His dissertation, however, was not the first time Richwine promoted these offensive claims. In July 2008, while Richwine was a research fellow at the American Enterprise Institute, he said in a panel discussion of the book The New Case Against Immigration, broadcast on C-SPAN, that "races differ in all sorts of ways, and probably the most important way is in IQ":
The argument that immigrants themselves are no different from the ones that came 100 years ago I think is, is quite wrong, and I think that the major difference here is ethnicity -- or race, if you will. I think that race is important for two main reasons. One is that human beings as a species are a naturally tribal group of people. We have inside, outside, groups. We have families, for one example, where, you know, family comes first in virtually every society. And we tend to be very attuned to even small, trivial differences between groups. I don't mean to suggest I think this is a good thing, I wish we could be more universalist, but the reality is that we're not going to be that way, and we shouldn't be basing policy on that either.
The second reason I think race is important is that there are real differences between groups, not just trivial ones that we happen to notice more than we should. Races differ in all sorts of ways, and probably the most important way is in IQ. Decades of psychometric testing has indicated that at least in America, you have Jews with the highest average IQ, usually followed by East Asians, and then you have non-Jewish whites, Hispanics, and then blacks. These are real differences. They're not going to go away tomorrow, and for that reason, we have to address them in our immigration discussions and our debates.
Richwine's anti-immigrant language is reminiscent of that used by the Pioneer Fund, which the Southern Poverty Law Center designates as a hate group that "funds studies of race and intelligence, as well as eugenics, the 'science' of breeding superior human beings that was discredited by various Nazi atrocities." The Pioneer Fund supports the notoriously anti-immigrant and fellow SPLC hate-group Federation for American Immigration Reform (FAIR), founded by nativist John Tanton who publishes The Social Contract Press. Richwine spoke at a 2010 event for The Social Contract Press on the "myth of immigrant crime," and, according to the group, argued that "immigrant and illegal alien crime is higher than crime committed by other demographic groups." After joining the Heritage Foundation's Domestic Policy Studies Department in January 2012, Richwine spoke at a Social Contract writing workshop last September about the "connection between culture and immigration" as part of a weekend event hosted by anti-immigrant and white nationalist organizations.

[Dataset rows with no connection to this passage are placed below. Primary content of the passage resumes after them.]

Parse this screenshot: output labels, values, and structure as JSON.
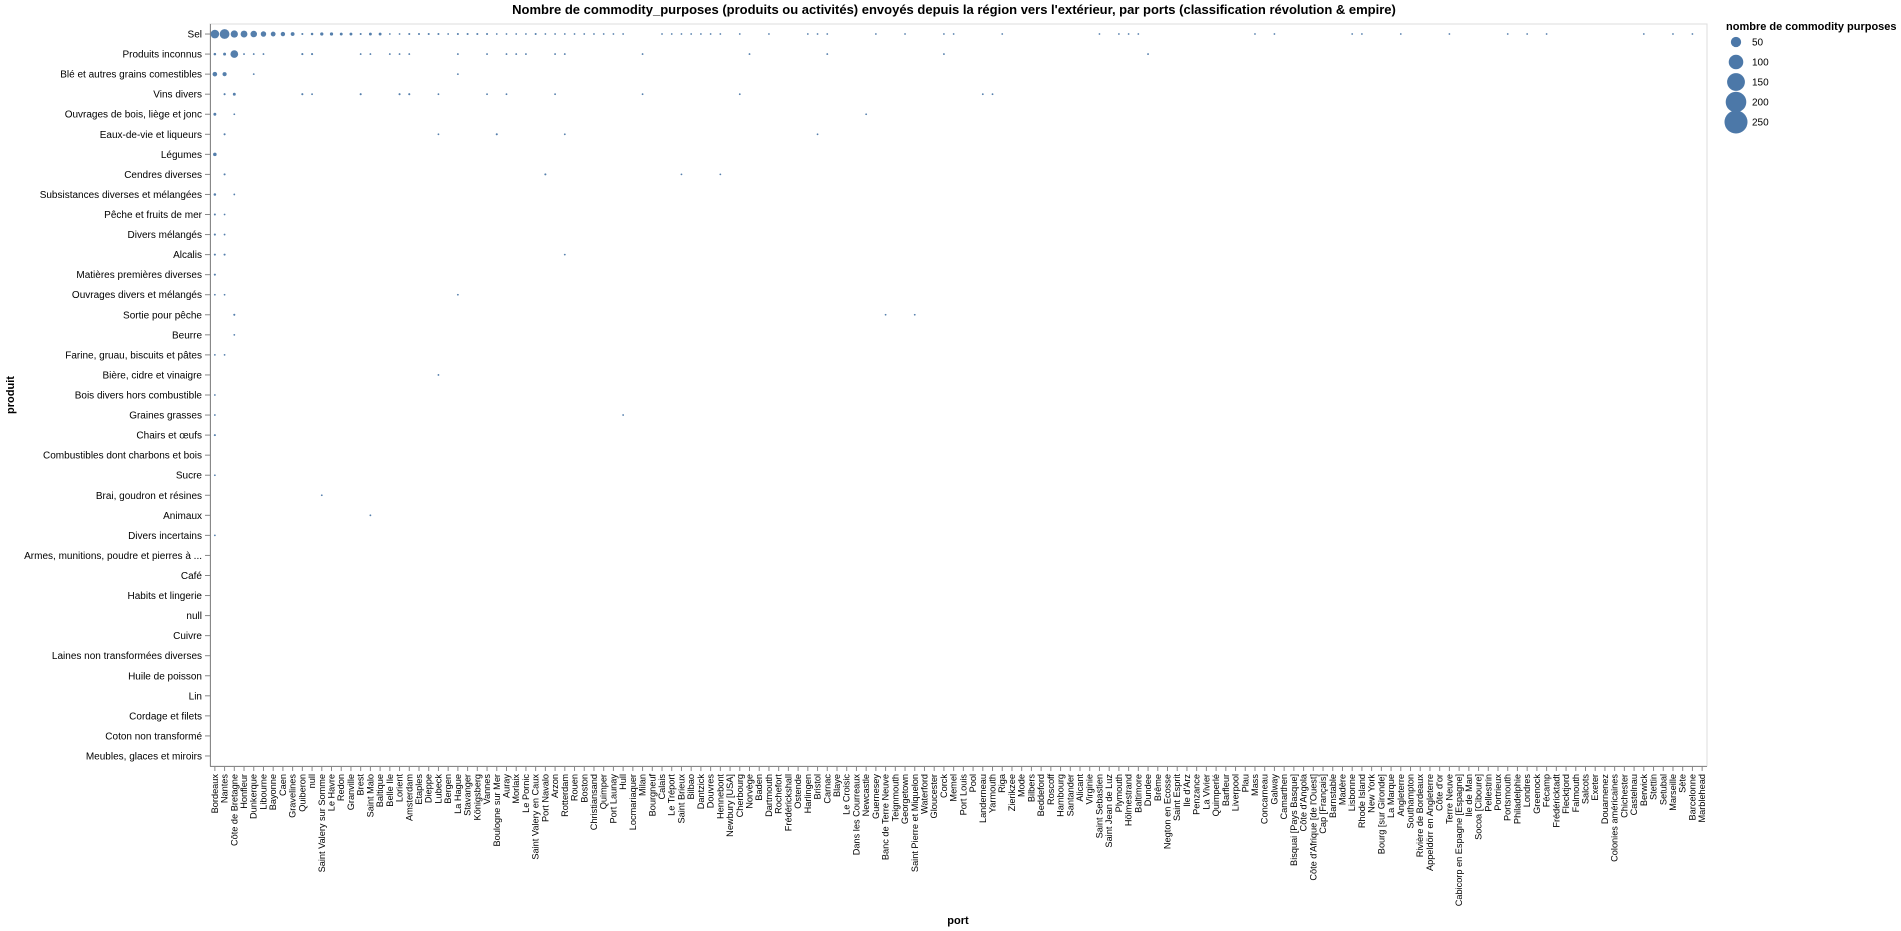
{
  "chart_data": {
    "type": "scatter",
    "title": "Nombre de commodity_purposes (produits ou activités) envoyés depuis la région vers l'extérieur, par ports (classification révolution & empire)",
    "xlabel": "port",
    "ylabel": "produit",
    "size_legend": {
      "title": "nombre de commodity purposes",
      "values": [
        50,
        100,
        150,
        200,
        250
      ]
    },
    "color": "#4c78a8",
    "y_categories": [
      "Sel",
      "Produits inconnus",
      "Blé et autres grains comestibles",
      "Vins divers",
      "Ouvrages de bois, liège et jonc",
      "Eaux-de-vie et liqueurs",
      "Légumes",
      "Cendres diverses",
      "Subsistances diverses et mélangées",
      "Pêche et fruits de mer",
      "Divers mélangés",
      "Alcalis",
      "Matières premières diverses",
      "Ouvrages divers et mélangés",
      "Sortie pour pêche",
      "Beurre",
      "Farine, gruau, biscuits et pâtes",
      "Bière, cidre et vinaigre",
      "Bois divers hors combustible",
      "Graines grasses",
      "Chairs et œufs",
      "Combustibles dont charbons et bois",
      "Sucre",
      "Brai, goudron et résines",
      "Animaux",
      "Divers incertains",
      "Armes, munitions, poudre et pierres à ...",
      "Café",
      "Habits et lingerie",
      "null",
      "Cuivre",
      "Laines non transformées diverses",
      "Huile de poisson",
      "Lin",
      "Cordage et filets",
      "Coton non transformé",
      "Meubles, glaces et miroirs"
    ],
    "x_categories": [
      "Bordeaux",
      "Nantes",
      "Côte de Bretagne",
      "Honfleur",
      "Dunkerque",
      "Libourne",
      "Bayonne",
      "Caen",
      "Gravelines",
      "Quiberon",
      "null",
      "Saint Valery sur Somme",
      "Le Havre",
      "Redon",
      "Granville",
      "Brest",
      "Saint Malo",
      "Baltique",
      "Belle Ile",
      "Lorient",
      "Amsterdam",
      "Etaples",
      "Dieppe",
      "Lubeck",
      "Bergen",
      "La Hague",
      "Stavanger",
      "Königsberg",
      "Vannes",
      "Boulogne sur Mer",
      "Auray",
      "Morlaix",
      "Le Pornic",
      "Saint Valery en Caux",
      "Port Navalo",
      "Arzon",
      "Rotterdam",
      "Rouen",
      "Boston",
      "Christiansand",
      "Quimper",
      "Port Launay",
      "Hull",
      "Locmariaquer",
      "Milan",
      "Bourgneuf",
      "Calais",
      "Le Tréport",
      "Saint Brieux",
      "Bilbao",
      "Dantzick",
      "Douvres",
      "Hennebont",
      "Newbury [USA]",
      "Cherbourg",
      "Norvège",
      "Baden",
      "Dartmouth",
      "Rochefort",
      "Frédérickshall",
      "Ostende",
      "Harlingen",
      "Bristol",
      "Carnac",
      "Blaye",
      "Le Croisic",
      "Dans les Courreaux",
      "Newcastle",
      "Guernesey",
      "Banc de Terre Neuve",
      "Teignmouth",
      "Georgetown",
      "Saint Pierre et Miquelon",
      "Waterford",
      "Gloucester",
      "Corck",
      "Memel",
      "Port Louis",
      "Pool",
      "Landerneau",
      "Yarmouth",
      "Riga",
      "Zierikzee",
      "Mode",
      "Bilbers",
      "Beddeford",
      "Roscoff",
      "Hambourg",
      "Santander",
      "Alicant",
      "Virginie",
      "Saint Sebastien",
      "Saint Jean de Luz",
      "Plymouth",
      "Hölmestrand",
      "Baltimore",
      "Dundee",
      "Brême",
      "Negton en Ecosse",
      "Saint Esprit",
      "Ile d'Arz",
      "Penzance",
      "La Vivier",
      "Quimperlé",
      "Barfleur",
      "Liverpool",
      "Plau",
      "Mass",
      "Concarneau",
      "Galway",
      "Camarthen",
      "Bisquai [Pays Basque]",
      "Côte d'Angola",
      "Côte d'Afrique [de l'Ouest]",
      "Cap [Français]",
      "Barnstable",
      "Madère",
      "Lisbonne",
      "Rhode Island",
      "New York",
      "Bourg [sur Gironde]",
      "La Marque",
      "Angleterre",
      "Southampton",
      "Rivière de Bordeaux",
      "Appeldörr en Angleterre",
      "Côte d'or",
      "Terre Neuve",
      "Cabicorp en Espagne [Espagne]",
      "Ile de Man",
      "Socoa [Ciboure]",
      "Pellestrin",
      "Portrieux",
      "Portsmouth",
      "Philadelphie",
      "Londres",
      "Greenock",
      "Fécamp",
      "Frédéricktadt",
      "Flecktjord",
      "Falmouth",
      "Salcots",
      "Exeter",
      "Douarnenez",
      "Colonies américaines",
      "Chichester",
      "Castelnau",
      "Berwick",
      "Stettin",
      "Setubal",
      "Marseille",
      "Sète",
      "Barcelonne",
      "Marblehead"
    ],
    "points": [
      [
        "Bordeaux",
        "Sel",
        35
      ],
      [
        "Nantes",
        "Sel",
        45
      ],
      [
        "Côte de Bretagne",
        "Sel",
        25
      ],
      [
        "Honfleur",
        "Sel",
        22
      ],
      [
        "Dunkerque",
        "Sel",
        20
      ],
      [
        "Libourne",
        "Sel",
        14
      ],
      [
        "Bayonne",
        "Sel",
        11
      ],
      [
        "Caen",
        "Sel",
        9
      ],
      [
        "Gravelines",
        "Sel",
        7
      ],
      [
        "Quiberon",
        "Sel",
        2
      ],
      [
        "null",
        "Sel",
        3
      ],
      [
        "Saint Valery sur Somme",
        "Sel",
        5
      ],
      [
        "Le Havre",
        "Sel",
        5
      ],
      [
        "Redon",
        "Sel",
        4
      ],
      [
        "Granville",
        "Sel",
        4
      ],
      [
        "Brest",
        "Sel",
        2
      ],
      [
        "Saint Malo",
        "Sel",
        4
      ],
      [
        "Baltique",
        "Sel",
        4
      ],
      [
        "Belle Ile",
        "Sel",
        1
      ],
      [
        "Lorient",
        "Sel",
        1
      ],
      [
        "Amsterdam",
        "Sel",
        2
      ],
      [
        "Etaples",
        "Sel",
        2
      ],
      [
        "Dieppe",
        "Sel",
        2
      ],
      [
        "Lubeck",
        "Sel",
        2
      ],
      [
        "Bergen",
        "Sel",
        1
      ],
      [
        "La Hague",
        "Sel",
        2
      ],
      [
        "Stavanger",
        "Sel",
        2
      ],
      [
        "Königsberg",
        "Sel",
        2
      ],
      [
        "Vannes",
        "Sel",
        2
      ],
      [
        "Boulogne sur Mer",
        "Sel",
        1
      ],
      [
        "Auray",
        "Sel",
        1
      ],
      [
        "Morlaix",
        "Sel",
        1
      ],
      [
        "Le Pornic",
        "Sel",
        1
      ],
      [
        "Saint Valery en Caux",
        "Sel",
        2
      ],
      [
        "Port Navalo",
        "Sel",
        1
      ],
      [
        "Arzon",
        "Sel",
        1
      ],
      [
        "Rotterdam",
        "Sel",
        1
      ],
      [
        "Rouen",
        "Sel",
        1
      ],
      [
        "Boston",
        "Sel",
        1
      ],
      [
        "Christiansand",
        "Sel",
        1
      ],
      [
        "Quimper",
        "Sel",
        1
      ],
      [
        "Port Launay",
        "Sel",
        1
      ],
      [
        "Hull",
        "Sel",
        1
      ],
      [
        "Calais",
        "Sel",
        1
      ],
      [
        "Le Tréport",
        "Sel",
        1
      ],
      [
        "Saint Brieux",
        "Sel",
        1
      ],
      [
        "Bilbao",
        "Sel",
        1
      ],
      [
        "Dantzick",
        "Sel",
        1
      ],
      [
        "Douvres",
        "Sel",
        1
      ],
      [
        "Hennebont",
        "Sel",
        1
      ],
      [
        "Cherbourg",
        "Sel",
        1
      ],
      [
        "Dartmouth",
        "Sel",
        1
      ],
      [
        "Harlingen",
        "Sel",
        1
      ],
      [
        "Bristol",
        "Sel",
        1
      ],
      [
        "Carnac",
        "Sel",
        1
      ],
      [
        "Guernesey",
        "Sel",
        1
      ],
      [
        "Georgetown",
        "Sel",
        1
      ],
      [
        "Corck",
        "Sel",
        1
      ],
      [
        "Memel",
        "Sel",
        1
      ],
      [
        "Riga",
        "Sel",
        1
      ],
      [
        "Saint Sebastien",
        "Sel",
        1
      ],
      [
        "Plymouth",
        "Sel",
        1
      ],
      [
        "Hölmestrand",
        "Sel",
        1
      ],
      [
        "Baltimore",
        "Sel",
        1
      ],
      [
        "Mass",
        "Sel",
        1
      ],
      [
        "Galway",
        "Sel",
        1
      ],
      [
        "Lisbonne",
        "Sel",
        1
      ],
      [
        "Rhode Island",
        "Sel",
        1
      ],
      [
        "Angleterre",
        "Sel",
        1
      ],
      [
        "Terre Neuve",
        "Sel",
        1
      ],
      [
        "Portsmouth",
        "Sel",
        1
      ],
      [
        "Londres",
        "Sel",
        1
      ],
      [
        "Fécamp",
        "Sel",
        1
      ],
      [
        "Berwick",
        "Sel",
        1
      ],
      [
        "Marseille",
        "Sel",
        1
      ],
      [
        "Barcelonne",
        "Sel",
        1
      ],
      [
        "Bordeaux",
        "Produits inconnus",
        3
      ],
      [
        "Nantes",
        "Produits inconnus",
        4
      ],
      [
        "Côte de Bretagne",
        "Produits inconnus",
        28
      ],
      [
        "Honfleur",
        "Produits inconnus",
        1
      ],
      [
        "Dunkerque",
        "Produits inconnus",
        1
      ],
      [
        "Libourne",
        "Produits inconnus",
        1
      ],
      [
        "Quiberon",
        "Produits inconnus",
        2
      ],
      [
        "null",
        "Produits inconnus",
        2
      ],
      [
        "Brest",
        "Produits inconnus",
        1
      ],
      [
        "Saint Malo",
        "Produits inconnus",
        1
      ],
      [
        "Belle Ile",
        "Produits inconnus",
        1
      ],
      [
        "Lorient",
        "Produits inconnus",
        1
      ],
      [
        "Amsterdam",
        "Produits inconnus",
        1
      ],
      [
        "La Hague",
        "Produits inconnus",
        1
      ],
      [
        "Vannes",
        "Produits inconnus",
        1
      ],
      [
        "Auray",
        "Produits inconnus",
        1
      ],
      [
        "Morlaix",
        "Produits inconnus",
        1
      ],
      [
        "Le Pornic",
        "Produits inconnus",
        1
      ],
      [
        "Arzon",
        "Produits inconnus",
        1
      ],
      [
        "Rotterdam",
        "Produits inconnus",
        1
      ],
      [
        "Milan",
        "Produits inconnus",
        1
      ],
      [
        "Norvège",
        "Produits inconnus",
        1
      ],
      [
        "Carnac",
        "Produits inconnus",
        1
      ],
      [
        "Corck",
        "Produits inconnus",
        1
      ],
      [
        "Dundee",
        "Produits inconnus",
        1
      ],
      [
        "Bordeaux",
        "Blé et autres grains comestibles",
        10
      ],
      [
        "Nantes",
        "Blé et autres grains comestibles",
        8
      ],
      [
        "Dunkerque",
        "Blé et autres grains comestibles",
        1
      ],
      [
        "La Hague",
        "Blé et autres grains comestibles",
        1
      ],
      [
        "Nantes",
        "Vins divers",
        2
      ],
      [
        "Côte de Bretagne",
        "Vins divers",
        4
      ],
      [
        "Quiberon",
        "Vins divers",
        2
      ],
      [
        "null",
        "Vins divers",
        1
      ],
      [
        "Brest",
        "Vins divers",
        2
      ],
      [
        "Lorient",
        "Vins divers",
        2
      ],
      [
        "Amsterdam",
        "Vins divers",
        2
      ],
      [
        "Lubeck",
        "Vins divers",
        1
      ],
      [
        "Vannes",
        "Vins divers",
        1
      ],
      [
        "Auray",
        "Vins divers",
        1
      ],
      [
        "Arzon",
        "Vins divers",
        1
      ],
      [
        "Milan",
        "Vins divers",
        1
      ],
      [
        "Cherbourg",
        "Vins divers",
        1
      ],
      [
        "Landerneau",
        "Vins divers",
        1
      ],
      [
        "Yarmouth",
        "Vins divers",
        1
      ],
      [
        "Bordeaux",
        "Ouvrages de bois, liège et jonc",
        4
      ],
      [
        "Côte de Bretagne",
        "Ouvrages de bois, liège et jonc",
        1
      ],
      [
        "Newcastle",
        "Ouvrages de bois, liège et jonc",
        1
      ],
      [
        "Nantes",
        "Eaux-de-vie et liqueurs",
        2
      ],
      [
        "Boulogne sur Mer",
        "Eaux-de-vie et liqueurs",
        2
      ],
      [
        "Lubeck",
        "Eaux-de-vie et liqueurs",
        1
      ],
      [
        "Rotterdam",
        "Eaux-de-vie et liqueurs",
        1
      ],
      [
        "Bristol",
        "Eaux-de-vie et liqueurs",
        1
      ],
      [
        "Bordeaux",
        "Légumes",
        6
      ],
      [
        "Nantes",
        "Cendres diverses",
        2
      ],
      [
        "Port Navalo",
        "Cendres diverses",
        2
      ],
      [
        "Saint Brieux",
        "Cendres diverses",
        1
      ],
      [
        "Hennebont",
        "Cendres diverses",
        1
      ],
      [
        "Bordeaux",
        "Subsistances diverses et mélangées",
        3
      ],
      [
        "Côte de Bretagne",
        "Subsistances diverses et mélangées",
        1
      ],
      [
        "Bordeaux",
        "Pêche et fruits de mer",
        2
      ],
      [
        "Nantes",
        "Pêche et fruits de mer",
        1
      ],
      [
        "Bordeaux",
        "Divers mélangés",
        2
      ],
      [
        "Nantes",
        "Divers mélangés",
        1
      ],
      [
        "Bordeaux",
        "Alcalis",
        2
      ],
      [
        "Nantes",
        "Alcalis",
        2
      ],
      [
        "Rotterdam",
        "Alcalis",
        1
      ],
      [
        "Bordeaux",
        "Matières premières diverses",
        2
      ],
      [
        "Bordeaux",
        "Ouvrages divers et mélangés",
        1
      ],
      [
        "Nantes",
        "Ouvrages divers et mélangés",
        1
      ],
      [
        "La Hague",
        "Ouvrages divers et mélangés",
        1
      ],
      [
        "Côte de Bretagne",
        "Sortie pour pêche",
        2
      ],
      [
        "Banc de Terre Neuve",
        "Sortie pour pêche",
        1
      ],
      [
        "Saint Pierre et Miquelon",
        "Sortie pour pêche",
        1
      ],
      [
        "Côte de Bretagne",
        "Beurre",
        1
      ],
      [
        "Bordeaux",
        "Farine, gruau, biscuits et pâtes",
        1
      ],
      [
        "Nantes",
        "Farine, gruau, biscuits et pâtes",
        1
      ],
      [
        "Lubeck",
        "Bière, cidre et vinaigre",
        1
      ],
      [
        "Bordeaux",
        "Bois divers hors combustible",
        1
      ],
      [
        "Bordeaux",
        "Graines grasses",
        1
      ],
      [
        "Hull",
        "Graines grasses",
        1
      ],
      [
        "Bordeaux",
        "Chairs et œufs",
        2
      ],
      [
        "Bordeaux",
        "Sucre",
        1
      ],
      [
        "Saint Valery sur Somme",
        "Brai, goudron et résines",
        1
      ],
      [
        "Saint Malo",
        "Animaux",
        1
      ],
      [
        "Bordeaux",
        "Divers incertains",
        1
      ]
    ]
  }
}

UPDATE: The Heritage Foundation issued a statement to BuzzFeed about Richwine's 2009 dissertation:
"This is not a work product of The Heritage Foundation. Its findings in no way reflect the positions of The Heritage Foundation," Heritage VP of Communications Mike Gonzalez told BuzzFeed in a statement. "Nor do the findings affect the conclusions of our study on the cost of amnesty to the U.S. taxpayer."
This post has been updated for clarity.